NueSpeak Apex is NueForm's proprietary text-to-speech engine, purpose-built for conversational form interactions. It powers both the telephony voice agent and the in-browser TTS narration feature.
Architecture
NueSpeak Apex is a transformer-based neural TTS model with a multi-scale generative architecture. It processes text through a hierarchical pipeline — semantic understanding, prosody prediction, and acoustic waveform synthesis — to produce natural, human-like speech in real time.
Key Specifications
| Specification | Value |
|---|---|
| Model parameters | ~1.8 billion |
| Token generation rate | 11 Hz |
| Supported languages | English, Spanish, French, Chinese, Japanese, Korean, Hindi, Arabic, and 20+ additional languages |
| Voice cloning | Zero-shot from ≥10 seconds of audio |
| Latency (time to first audio) | < 280 ms (median) |
| Real-time factor | 0.04x (generates 25× faster than real-time) |
| Audio output | 24 kHz, 16-bit PCM |
| Streaming | Chunk-based progressive delivery |
Features
Zero-Shot Voice Cloning
NueSpeak Apex can replicate a speaker's voice characteristics from a single audio sample of 10 seconds or more. The cloning pipeline extracts:
- Timbre — The unique tonal quality of the voice
- Pitch contour — Natural intonation patterns
- Speaking rate — Base cadence and rhythm
- Accent characteristics — Regional pronunciation markers
No fine-tuning is required. The cloned voice is available instantly after sample processing (typically 2–4 seconds).
Voice Design
Beyond cloning, NueSpeak Apex supports text-based voice design.

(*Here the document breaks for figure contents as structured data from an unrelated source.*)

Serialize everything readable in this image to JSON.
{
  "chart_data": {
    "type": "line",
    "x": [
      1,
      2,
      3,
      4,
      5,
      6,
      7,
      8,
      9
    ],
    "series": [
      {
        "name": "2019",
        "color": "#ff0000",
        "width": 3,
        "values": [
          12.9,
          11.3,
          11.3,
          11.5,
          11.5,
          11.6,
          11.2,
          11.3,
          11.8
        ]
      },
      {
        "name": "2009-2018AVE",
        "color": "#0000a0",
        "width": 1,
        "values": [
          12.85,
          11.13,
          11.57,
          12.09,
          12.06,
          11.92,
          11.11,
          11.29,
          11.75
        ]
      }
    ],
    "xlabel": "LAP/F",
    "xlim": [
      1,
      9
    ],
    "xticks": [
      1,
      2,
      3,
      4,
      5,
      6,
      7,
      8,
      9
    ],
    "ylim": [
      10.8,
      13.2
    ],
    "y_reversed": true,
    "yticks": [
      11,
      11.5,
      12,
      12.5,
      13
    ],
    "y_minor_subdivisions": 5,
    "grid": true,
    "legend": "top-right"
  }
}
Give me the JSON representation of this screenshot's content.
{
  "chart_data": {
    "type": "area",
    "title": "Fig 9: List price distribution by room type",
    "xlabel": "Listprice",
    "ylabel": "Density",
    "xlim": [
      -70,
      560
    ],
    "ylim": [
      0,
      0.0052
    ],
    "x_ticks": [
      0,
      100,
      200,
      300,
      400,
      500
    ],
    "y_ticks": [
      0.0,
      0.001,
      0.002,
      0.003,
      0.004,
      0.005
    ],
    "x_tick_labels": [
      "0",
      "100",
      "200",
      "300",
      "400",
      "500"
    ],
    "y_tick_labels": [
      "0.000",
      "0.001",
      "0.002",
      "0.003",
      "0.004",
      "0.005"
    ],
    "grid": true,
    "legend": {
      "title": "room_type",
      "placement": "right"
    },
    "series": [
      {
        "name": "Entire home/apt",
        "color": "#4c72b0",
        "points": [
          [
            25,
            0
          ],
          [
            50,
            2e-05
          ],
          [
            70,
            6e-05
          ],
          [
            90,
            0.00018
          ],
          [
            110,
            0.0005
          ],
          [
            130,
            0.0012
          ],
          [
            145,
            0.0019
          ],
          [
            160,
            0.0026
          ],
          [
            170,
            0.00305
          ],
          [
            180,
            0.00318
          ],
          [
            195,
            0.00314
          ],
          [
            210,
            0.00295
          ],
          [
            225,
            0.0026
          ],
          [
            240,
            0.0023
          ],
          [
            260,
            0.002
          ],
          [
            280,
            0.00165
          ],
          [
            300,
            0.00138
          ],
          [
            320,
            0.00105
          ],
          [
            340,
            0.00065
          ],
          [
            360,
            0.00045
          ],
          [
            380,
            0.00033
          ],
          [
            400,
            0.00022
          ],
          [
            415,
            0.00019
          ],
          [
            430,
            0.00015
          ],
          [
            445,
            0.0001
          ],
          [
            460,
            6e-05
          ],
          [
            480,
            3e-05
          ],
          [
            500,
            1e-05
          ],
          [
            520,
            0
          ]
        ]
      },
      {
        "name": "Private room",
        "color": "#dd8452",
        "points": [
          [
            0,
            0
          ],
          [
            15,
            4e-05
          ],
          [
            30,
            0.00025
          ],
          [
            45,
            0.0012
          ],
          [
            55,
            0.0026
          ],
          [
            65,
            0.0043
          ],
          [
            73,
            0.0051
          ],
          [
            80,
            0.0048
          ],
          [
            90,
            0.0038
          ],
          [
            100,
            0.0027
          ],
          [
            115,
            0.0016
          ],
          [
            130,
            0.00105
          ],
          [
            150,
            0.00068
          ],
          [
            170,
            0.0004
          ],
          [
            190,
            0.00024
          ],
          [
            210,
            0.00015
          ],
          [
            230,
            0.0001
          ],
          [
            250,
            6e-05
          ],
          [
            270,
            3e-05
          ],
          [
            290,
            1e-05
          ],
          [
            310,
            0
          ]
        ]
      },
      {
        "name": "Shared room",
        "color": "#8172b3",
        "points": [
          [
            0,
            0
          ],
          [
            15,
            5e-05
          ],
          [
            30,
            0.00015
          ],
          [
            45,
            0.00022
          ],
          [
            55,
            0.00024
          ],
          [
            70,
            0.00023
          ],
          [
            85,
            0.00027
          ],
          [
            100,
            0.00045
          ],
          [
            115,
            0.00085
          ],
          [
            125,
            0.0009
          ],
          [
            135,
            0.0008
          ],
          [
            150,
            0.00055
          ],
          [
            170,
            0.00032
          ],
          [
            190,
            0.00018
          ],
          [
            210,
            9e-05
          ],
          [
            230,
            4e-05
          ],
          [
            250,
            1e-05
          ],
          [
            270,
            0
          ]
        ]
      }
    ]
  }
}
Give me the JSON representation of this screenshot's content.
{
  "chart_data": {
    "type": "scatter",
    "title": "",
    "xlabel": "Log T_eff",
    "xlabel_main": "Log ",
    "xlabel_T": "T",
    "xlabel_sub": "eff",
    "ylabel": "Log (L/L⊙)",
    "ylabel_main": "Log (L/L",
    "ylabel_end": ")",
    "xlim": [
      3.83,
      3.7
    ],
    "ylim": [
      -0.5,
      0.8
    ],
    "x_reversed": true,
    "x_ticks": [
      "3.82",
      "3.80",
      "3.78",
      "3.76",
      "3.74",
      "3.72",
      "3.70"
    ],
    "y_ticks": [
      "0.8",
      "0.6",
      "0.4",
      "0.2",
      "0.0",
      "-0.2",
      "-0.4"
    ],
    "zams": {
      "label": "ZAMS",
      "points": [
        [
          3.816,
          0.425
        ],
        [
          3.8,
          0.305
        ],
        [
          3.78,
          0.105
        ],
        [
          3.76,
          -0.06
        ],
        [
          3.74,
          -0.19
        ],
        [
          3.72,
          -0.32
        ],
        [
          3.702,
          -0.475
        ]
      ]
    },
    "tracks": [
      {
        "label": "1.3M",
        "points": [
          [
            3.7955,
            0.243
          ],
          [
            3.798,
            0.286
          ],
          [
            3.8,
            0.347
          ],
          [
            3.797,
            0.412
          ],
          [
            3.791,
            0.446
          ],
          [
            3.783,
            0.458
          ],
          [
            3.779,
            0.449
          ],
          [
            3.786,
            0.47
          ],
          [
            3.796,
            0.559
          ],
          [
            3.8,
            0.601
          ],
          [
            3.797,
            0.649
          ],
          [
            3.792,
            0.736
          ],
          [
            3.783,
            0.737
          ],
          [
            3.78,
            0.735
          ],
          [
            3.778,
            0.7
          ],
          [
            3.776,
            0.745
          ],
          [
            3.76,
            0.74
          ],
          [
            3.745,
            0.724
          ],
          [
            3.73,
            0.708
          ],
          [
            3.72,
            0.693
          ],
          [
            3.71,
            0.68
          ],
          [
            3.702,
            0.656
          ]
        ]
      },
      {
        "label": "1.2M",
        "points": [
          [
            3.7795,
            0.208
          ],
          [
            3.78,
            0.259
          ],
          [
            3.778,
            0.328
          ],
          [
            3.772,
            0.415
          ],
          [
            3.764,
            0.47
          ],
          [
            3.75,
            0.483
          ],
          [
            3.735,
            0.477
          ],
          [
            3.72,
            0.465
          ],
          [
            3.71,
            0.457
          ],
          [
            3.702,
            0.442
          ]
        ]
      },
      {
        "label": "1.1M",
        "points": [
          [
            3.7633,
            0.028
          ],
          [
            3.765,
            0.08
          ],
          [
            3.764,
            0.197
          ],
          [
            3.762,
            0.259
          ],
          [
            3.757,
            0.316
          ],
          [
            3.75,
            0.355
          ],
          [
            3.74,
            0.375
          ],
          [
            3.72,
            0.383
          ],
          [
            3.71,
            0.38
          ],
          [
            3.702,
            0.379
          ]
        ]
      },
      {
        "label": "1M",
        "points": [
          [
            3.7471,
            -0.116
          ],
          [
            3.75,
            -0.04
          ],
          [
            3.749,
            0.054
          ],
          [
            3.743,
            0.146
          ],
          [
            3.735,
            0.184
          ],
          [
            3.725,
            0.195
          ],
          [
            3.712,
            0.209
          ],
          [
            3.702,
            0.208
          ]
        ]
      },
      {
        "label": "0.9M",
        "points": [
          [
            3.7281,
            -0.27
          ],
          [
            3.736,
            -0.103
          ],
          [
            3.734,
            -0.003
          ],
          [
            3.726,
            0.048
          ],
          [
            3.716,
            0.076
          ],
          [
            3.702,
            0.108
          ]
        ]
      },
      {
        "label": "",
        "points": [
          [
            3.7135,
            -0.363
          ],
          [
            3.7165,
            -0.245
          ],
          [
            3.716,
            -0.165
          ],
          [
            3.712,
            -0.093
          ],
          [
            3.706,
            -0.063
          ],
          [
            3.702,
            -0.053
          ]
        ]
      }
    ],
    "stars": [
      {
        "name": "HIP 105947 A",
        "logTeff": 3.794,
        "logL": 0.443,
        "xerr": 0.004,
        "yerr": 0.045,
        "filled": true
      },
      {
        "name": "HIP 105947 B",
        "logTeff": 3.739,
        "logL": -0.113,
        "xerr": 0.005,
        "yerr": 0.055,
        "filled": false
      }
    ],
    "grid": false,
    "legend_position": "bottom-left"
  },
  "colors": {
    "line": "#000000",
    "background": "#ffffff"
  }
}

Describe the voice you want in natural language — for example, "a warm, professional female voice with a slight British accent" — and the engine synthesizes a matching voice profile.
Prosody Control
The engine provides fine-grained control over speech prosody:
- Speed — Adjustable from 0.5× to 2.0× normal rate
- Emphasis — Mark words or phrases for stress
- Pauses — Insert natural pauses of configurable duration
- Emotion — Subtle emotional coloring (neutral, warm, energetic, calm)
Multilingual Synthesis
NueSpeak Apex natively supports 28+ languages without model switching. The engine automatically detects the input language and applies appropriate phoneme mappings, prosody rules, and accent models. Code-switching within a single utterance is supported.
Telephony Optimization
For phone calls, NueSpeak Apex applies additional processing:
- 8 kHz / μ-law encoding compatibility for PSTN delivery
- Noise floor management — Minimizes artifacts audible on phone speakers
- Adaptive pacing — Slightly slower delivery for phone contexts to improve comprehension
- Caching — Generated audio is cached per text segment, eliminating redundant synthesis
Performance
Benchmarks
Measured on production infrastructure under typical load:
| Metric | Value |
|---|---|
| Mean Opinion Score (MOS) | 4.32 / 5.0 |
| Character Error Rate (speaker similarity) | 3.1% |
| Time to first byte (P50) | 245 ms |
| Time to first byte (P95) | 410 ms |
| Throughput | 4 concurrent streams per instance |
| Memory footprint | ~3.6 GB VRAM |
Comparison with Industry Standards
| Feature | NueSpeak Apex | Cloud TTS (typical) | Open-source TTS |
|---|---|---|---|
| Latency | < 280 ms | 300–800 ms | 500–2000 ms |
| Voice cloning | Zero-shot | Fine-tuning required | Varies |
| Multilingual | 28+ languages | 40+ languages | 5–15 languages |
| Streaming | Yes | Partial | Rare |
| MOS score | 4.32 | 4.0–4.3 | 3.5–4.0 |
Integration
NueSpeak Apex is deeply integrated into NueForm's platform:
- Form Builder — TTS audio is generated at publish time for all eligible questions.
- Telephony — Real-time synthesis during live phone calls with sub-300ms latency.
- Voice Designer — Create custom voices from text descriptions or audio samples.
- Caching Layer — Frequently used phrases are pre-synthesized and cached for instant delivery.
Audio Quality
NueSpeak Apex generates studio-quality speech at 24 kHz sample rate. For telephony, audio is transcoded to 8 kHz μ-law for optimal phone network delivery while preserving intelligibility.
The model excels at:
- Spelling and dictation — Clear character-by-character pronunciation for email addresses, names, and codes.
- Numbers and dates — Natural reading of numeric content with appropriate grouping.
- Conversational tone — Responses sound natural and engaging, not robotic.
Privacy & Security
- Voice samples used for cloning are stored encrypted and never shared with third parties.
- Audio is generated on NueForm's dedicated GPU infrastructure — no external API calls.
- Cloned voices are scoped to your account and cannot be accessed by other users.
- Voice data can be deleted at any time from the Telephony settings.